Fear of opening Pandora's box
Rothna Begum bemoans that children of Qatari women and non-Qatari men having to apply for citizenship makes of it an arbitrarily granted privilege rather than a right. “That has lots of impacts. You can't be critical of governmental policies, for instance,” the researcher said.
Other Gulf states have similar legislation in place. The United Arab Emirates announced in May 2019 that 3,354 children of Emirati women married to foreign fathers will be granted citizenship. Two months later, Qatar reiterated its long-standing position during the 73rd session of the Committee on the Elimination of Discrimination against Women: "Nationality is passed according to blood relations" but "In the country’s constitution, the child is linked to the father."
But beyond concerns of stirring controversy among the patriarchal society, it is perhaps fear of opening a Pandora's box that prevents the Gulf countries from moving forward.
Al Hajri believes so, as “those who have lived in the region for decades might also claim rights to citizenship.” There are millions of mostly-Asian foreign workers whose tedious work made most of the staggering economic development in the Gulf over recent decades possible.

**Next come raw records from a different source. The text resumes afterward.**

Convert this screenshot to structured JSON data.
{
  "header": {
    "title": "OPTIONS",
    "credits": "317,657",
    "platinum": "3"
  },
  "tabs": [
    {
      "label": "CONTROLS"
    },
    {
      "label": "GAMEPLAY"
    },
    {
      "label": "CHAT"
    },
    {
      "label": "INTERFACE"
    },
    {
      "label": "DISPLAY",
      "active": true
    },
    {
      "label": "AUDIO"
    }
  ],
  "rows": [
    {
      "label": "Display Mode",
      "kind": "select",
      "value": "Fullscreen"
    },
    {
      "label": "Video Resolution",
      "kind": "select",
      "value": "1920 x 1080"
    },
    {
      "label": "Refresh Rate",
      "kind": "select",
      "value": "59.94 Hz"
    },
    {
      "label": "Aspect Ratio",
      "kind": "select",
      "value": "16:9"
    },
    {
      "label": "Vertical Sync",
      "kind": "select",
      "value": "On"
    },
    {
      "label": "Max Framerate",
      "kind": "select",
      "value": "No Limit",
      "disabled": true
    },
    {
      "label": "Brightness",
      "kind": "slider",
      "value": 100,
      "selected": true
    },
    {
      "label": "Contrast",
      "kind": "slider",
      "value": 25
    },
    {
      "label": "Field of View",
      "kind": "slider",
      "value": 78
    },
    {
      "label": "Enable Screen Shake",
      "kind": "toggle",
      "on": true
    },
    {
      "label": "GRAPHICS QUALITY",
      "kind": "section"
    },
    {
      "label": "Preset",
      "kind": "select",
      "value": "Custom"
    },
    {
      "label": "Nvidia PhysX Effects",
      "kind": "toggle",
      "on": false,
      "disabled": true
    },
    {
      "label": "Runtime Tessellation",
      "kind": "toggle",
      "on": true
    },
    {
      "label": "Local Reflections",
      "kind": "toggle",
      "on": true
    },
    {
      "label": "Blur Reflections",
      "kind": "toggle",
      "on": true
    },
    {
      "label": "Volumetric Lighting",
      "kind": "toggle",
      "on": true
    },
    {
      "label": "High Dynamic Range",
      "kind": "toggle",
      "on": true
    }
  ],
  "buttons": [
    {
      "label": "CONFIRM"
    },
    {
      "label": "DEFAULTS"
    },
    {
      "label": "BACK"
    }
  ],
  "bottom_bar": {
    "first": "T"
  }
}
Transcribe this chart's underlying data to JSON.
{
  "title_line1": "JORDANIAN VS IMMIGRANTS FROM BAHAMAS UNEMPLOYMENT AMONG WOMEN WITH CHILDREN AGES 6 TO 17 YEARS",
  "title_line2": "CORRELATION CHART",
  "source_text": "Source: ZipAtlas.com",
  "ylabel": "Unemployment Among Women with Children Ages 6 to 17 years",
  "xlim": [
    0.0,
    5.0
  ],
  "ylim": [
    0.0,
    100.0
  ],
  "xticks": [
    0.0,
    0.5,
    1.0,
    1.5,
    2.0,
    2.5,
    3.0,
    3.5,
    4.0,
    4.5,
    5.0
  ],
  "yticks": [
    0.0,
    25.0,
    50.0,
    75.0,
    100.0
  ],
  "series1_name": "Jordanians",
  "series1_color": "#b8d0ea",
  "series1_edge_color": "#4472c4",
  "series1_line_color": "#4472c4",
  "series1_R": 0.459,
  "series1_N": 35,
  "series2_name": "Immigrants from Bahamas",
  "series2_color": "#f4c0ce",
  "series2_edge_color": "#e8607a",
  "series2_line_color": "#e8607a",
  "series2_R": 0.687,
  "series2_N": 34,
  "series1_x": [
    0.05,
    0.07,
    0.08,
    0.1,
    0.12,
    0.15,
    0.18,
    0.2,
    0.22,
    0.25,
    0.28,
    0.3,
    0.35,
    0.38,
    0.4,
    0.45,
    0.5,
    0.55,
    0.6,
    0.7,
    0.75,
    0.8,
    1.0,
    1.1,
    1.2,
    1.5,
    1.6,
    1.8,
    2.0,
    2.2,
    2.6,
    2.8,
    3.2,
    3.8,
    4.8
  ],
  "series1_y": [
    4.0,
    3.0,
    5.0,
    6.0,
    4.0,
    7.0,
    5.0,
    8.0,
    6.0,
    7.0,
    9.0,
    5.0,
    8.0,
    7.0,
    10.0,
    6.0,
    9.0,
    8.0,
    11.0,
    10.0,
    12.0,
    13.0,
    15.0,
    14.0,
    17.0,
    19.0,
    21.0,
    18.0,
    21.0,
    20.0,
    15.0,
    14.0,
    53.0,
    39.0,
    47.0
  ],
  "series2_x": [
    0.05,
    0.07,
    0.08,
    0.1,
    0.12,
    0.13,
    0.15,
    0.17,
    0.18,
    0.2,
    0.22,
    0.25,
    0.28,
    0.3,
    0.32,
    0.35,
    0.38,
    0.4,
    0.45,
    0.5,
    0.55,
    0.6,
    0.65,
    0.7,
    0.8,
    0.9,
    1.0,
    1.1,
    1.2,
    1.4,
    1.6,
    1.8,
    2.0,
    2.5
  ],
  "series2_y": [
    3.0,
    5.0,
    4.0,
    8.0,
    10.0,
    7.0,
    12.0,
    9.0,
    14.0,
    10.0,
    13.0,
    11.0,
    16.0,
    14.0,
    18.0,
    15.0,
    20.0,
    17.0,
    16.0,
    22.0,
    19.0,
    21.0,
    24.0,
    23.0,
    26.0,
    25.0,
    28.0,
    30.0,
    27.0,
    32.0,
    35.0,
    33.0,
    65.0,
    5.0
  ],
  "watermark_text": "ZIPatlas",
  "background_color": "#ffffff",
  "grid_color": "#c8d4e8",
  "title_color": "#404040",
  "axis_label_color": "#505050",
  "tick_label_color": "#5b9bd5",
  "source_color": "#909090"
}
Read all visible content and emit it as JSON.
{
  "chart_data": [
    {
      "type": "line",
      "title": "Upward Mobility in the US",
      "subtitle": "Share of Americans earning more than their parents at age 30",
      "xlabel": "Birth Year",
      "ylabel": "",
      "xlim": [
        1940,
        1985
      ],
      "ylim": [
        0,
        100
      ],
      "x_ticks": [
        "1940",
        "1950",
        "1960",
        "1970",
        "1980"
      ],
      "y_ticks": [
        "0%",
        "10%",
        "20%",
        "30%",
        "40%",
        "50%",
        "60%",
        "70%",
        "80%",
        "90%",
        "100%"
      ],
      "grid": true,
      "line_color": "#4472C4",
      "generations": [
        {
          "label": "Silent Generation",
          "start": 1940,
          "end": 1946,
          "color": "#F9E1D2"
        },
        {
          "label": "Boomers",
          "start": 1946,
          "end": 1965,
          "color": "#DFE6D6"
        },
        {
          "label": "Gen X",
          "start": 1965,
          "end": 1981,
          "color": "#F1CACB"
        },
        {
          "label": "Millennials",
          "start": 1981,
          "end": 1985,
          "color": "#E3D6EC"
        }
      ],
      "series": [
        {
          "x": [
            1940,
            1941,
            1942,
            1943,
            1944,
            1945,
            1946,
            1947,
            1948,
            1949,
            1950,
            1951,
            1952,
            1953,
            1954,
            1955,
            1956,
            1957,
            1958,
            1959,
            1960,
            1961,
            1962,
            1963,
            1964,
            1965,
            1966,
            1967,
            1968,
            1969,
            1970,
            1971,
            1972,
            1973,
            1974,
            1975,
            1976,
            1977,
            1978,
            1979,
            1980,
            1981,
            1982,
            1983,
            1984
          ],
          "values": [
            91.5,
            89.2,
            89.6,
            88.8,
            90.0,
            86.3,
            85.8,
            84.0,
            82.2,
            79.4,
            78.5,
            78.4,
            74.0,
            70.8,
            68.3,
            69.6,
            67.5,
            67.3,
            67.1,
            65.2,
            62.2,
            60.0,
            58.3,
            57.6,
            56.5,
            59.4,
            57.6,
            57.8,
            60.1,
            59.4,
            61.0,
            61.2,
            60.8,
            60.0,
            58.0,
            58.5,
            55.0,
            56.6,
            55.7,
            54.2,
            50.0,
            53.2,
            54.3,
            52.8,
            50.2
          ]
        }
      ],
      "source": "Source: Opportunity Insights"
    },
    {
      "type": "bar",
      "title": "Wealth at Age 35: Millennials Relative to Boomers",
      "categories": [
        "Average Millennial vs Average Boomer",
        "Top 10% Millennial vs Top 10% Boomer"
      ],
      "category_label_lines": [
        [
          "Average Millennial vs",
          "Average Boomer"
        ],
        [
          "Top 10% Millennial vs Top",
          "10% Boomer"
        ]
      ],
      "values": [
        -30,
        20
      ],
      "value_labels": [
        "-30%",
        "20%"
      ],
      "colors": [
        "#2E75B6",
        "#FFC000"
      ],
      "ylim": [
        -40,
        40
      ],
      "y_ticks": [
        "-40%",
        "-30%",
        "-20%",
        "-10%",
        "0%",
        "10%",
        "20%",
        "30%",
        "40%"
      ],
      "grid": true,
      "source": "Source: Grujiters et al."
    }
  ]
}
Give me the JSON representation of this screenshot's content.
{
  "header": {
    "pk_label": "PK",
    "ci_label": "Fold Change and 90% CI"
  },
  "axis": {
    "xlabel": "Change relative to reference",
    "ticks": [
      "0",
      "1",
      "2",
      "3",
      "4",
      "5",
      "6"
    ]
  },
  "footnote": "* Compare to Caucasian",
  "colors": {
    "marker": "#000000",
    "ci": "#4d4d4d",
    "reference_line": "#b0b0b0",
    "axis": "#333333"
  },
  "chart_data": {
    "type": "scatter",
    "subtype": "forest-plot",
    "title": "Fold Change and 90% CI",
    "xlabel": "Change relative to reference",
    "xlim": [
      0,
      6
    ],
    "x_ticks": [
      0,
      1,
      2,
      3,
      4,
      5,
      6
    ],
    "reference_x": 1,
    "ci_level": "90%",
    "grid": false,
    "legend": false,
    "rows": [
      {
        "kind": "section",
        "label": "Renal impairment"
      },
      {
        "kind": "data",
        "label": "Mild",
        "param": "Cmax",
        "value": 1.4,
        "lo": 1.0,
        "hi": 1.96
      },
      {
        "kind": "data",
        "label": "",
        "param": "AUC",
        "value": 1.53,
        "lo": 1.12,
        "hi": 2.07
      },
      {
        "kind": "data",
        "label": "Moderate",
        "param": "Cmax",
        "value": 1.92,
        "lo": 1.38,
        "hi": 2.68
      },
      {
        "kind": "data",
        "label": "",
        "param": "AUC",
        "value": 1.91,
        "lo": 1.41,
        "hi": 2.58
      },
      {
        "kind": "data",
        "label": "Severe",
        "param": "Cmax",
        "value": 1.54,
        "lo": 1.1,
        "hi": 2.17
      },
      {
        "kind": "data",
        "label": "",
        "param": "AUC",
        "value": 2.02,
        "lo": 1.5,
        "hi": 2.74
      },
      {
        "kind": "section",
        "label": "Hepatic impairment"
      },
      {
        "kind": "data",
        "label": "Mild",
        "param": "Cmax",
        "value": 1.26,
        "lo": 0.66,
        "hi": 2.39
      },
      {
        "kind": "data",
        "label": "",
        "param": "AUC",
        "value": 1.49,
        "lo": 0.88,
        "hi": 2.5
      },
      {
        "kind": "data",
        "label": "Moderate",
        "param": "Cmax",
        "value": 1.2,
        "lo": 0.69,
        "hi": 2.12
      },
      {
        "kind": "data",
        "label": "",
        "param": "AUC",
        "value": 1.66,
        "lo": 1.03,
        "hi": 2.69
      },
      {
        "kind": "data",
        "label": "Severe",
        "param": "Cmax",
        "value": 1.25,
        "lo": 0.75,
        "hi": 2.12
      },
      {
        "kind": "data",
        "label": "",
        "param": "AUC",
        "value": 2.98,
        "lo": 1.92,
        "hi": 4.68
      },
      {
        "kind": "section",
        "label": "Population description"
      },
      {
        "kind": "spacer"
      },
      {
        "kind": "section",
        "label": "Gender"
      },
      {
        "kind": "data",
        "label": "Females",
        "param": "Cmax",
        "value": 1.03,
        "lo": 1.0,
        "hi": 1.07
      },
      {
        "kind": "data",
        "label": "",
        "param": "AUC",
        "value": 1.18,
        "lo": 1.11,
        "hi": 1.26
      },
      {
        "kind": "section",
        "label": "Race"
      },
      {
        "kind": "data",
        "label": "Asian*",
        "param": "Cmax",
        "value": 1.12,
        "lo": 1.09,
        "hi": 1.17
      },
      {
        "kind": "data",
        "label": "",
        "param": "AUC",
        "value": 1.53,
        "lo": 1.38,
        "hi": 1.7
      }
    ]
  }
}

The son of a Qatari woman and a foreign father interviewed by Al-Monitor said that allowing women to pass on citizenship could result in the rapid growth of Qatari passport holders, possibly diluting the Qatari identity and affecting the state's capacity to provide its citizens with tremendous social security benefits.
“I am sure my mother would love her children to be Qataris because we’ve lived here our entire life and Qatar is our home. But with or without citizenship, I don’t care, this is my country,” said the man, who did not wish to be named.